For Spotify the multiple history files are not sorted by timestamp, so each file will have listens from random time and date between when I created my account and now, rather than file 1 being my oldest listens, then file2, etc.
vardhan_ joined the channel
Hard to keep track of what I already imported, in that case
suvid[m]
but like when we encounter each listen, we just check if it belongs in the date range and if it does, send it to the rabbitmq queue
i was thinking of this
kellnerd[m]
Interesting, the Spotify exports which I have seen so far had listens ordered by time, with the year(s) as part of the filenames 👀
monkey[m]
suvid[m]: Yes, that's the filtering I expect. But then if I put a limit datetime, once the import is finished how will I remember what that limit was that I set before importing that specific file?
suvid[m]
monkey[m]: can we just store the start and end datetime stamps in the user data imports model?
and have status and progress normally
monkey[m]
I haven't followed what the structure or storage of this metadata would look like, I'm afraid, so don't really have an answer for you there. just here to explain why those timestamps should be saved somewhere
suvid[m]
okay yea
so the problem indicated is basically keeping track of timestamps right?
i believe we should just simply store the timestamps in the model
and maybe last imported listen to show to user on the UI as progress
lucifer what do you suggest?
can i add fields from_date and to_date
with from_date having default value in the 1900s and to value to current date?
* can i add fields from_date and to_date
with from_date having default value in the year 1900s and to value to current date?
suvid[m] sent a sql code block: https://matrix.chatbrainz.org/_matrix/media/v3/download/chatbrainz.org/kcHfoiAFNasmxJnHvCgpCXuw
does this seem fine now?
lucifer[m]
<suvid[m]> "lucifer what do you suggest?" <- I'll read the backlog in a while and respond.
suvid[m]
<lucifer[m]> "I'll read the backlog in a while..." <- oh ok
let's wrap up with the schema part quickly
I believe the part after it should be rather straightforward :)
vardhan_ has quit
vardhan joined the channel
lucifer[m]
suvid, monkey: i'd like to reuse this table to support imports of liked tracks and playlists as well in future from files. i guess from_date and to_date are common in that respect so make sense to create separate columns for them. let's move uploaded filename inside metadata because it will be only needed to show on frontend.
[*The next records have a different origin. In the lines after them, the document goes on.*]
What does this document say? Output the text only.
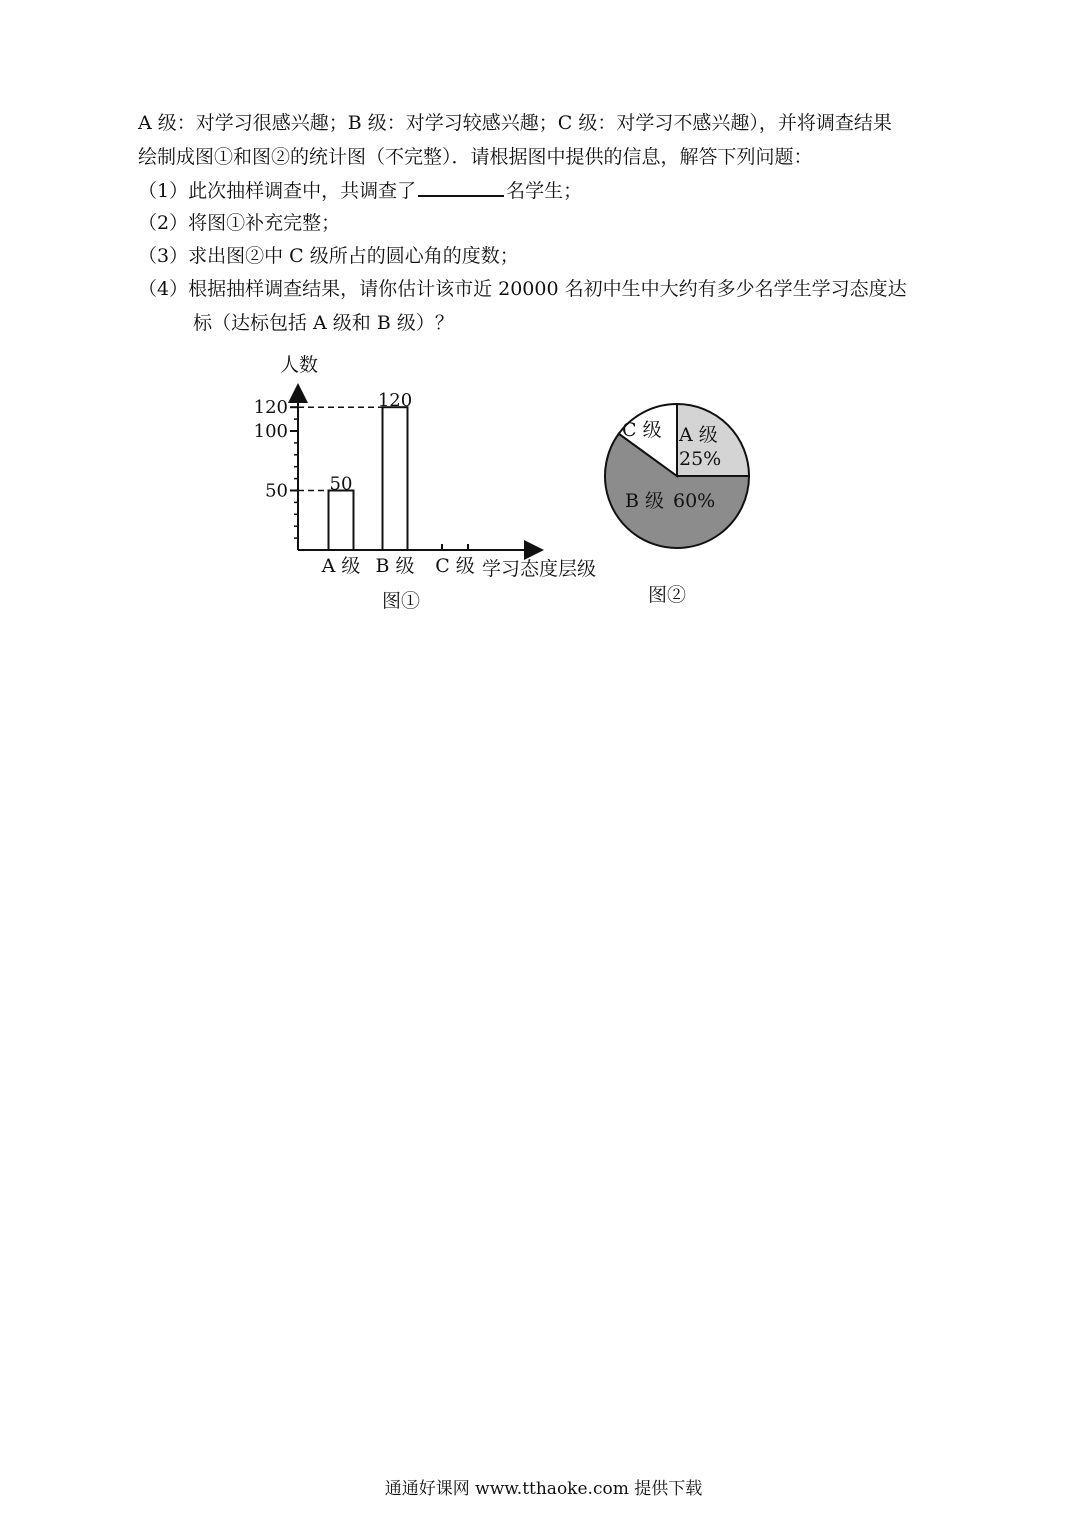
A 级：对学习很感兴趣；B 级：对学习较感兴趣；C 级：对学习不感兴趣），并将调查结果
绘制成图①和图②的统计图（不完整）．请根据图中提供的信息，解答下列问题：
（1）此次抽样调查中，共调查了	名学生；
（2）将图①补充完整；
（3）求出图②中 C 级所占的圆心角的度数；
（4）根据抽样调查结果，请你估计该市近 20000 名初中生中大约有多少名学生学习态度达
标（达标包括 A 级和 B 级）？
人数
50
100
120
A 级
50
B 级
120
C 级 学习态度层级
图①
A 级
25%
B 级 60%
C 级
图②
通通好课网 www.tthaoke.com 提供下载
m.amanullah7: I think the issue in your code is that you don't the client id and client secret in the database after generating them. so you create one app in the authorize url code and another while fetching the access token. that is incorrect. you need to store the app details when generated in the database.
Refactor your database schema in this way, funkwhale_servers: host_url, client_id, client_secret, scopes, created.
holycow23: you do have some code to store the data in couchdb, so i think it should be there. you can port forward 5984 port and view couchdb manually.
i think the code on wolf is outdated so the stats data still has time brackets instead of hours. check and confirm you can see this data. then update the code and regenerate the stats.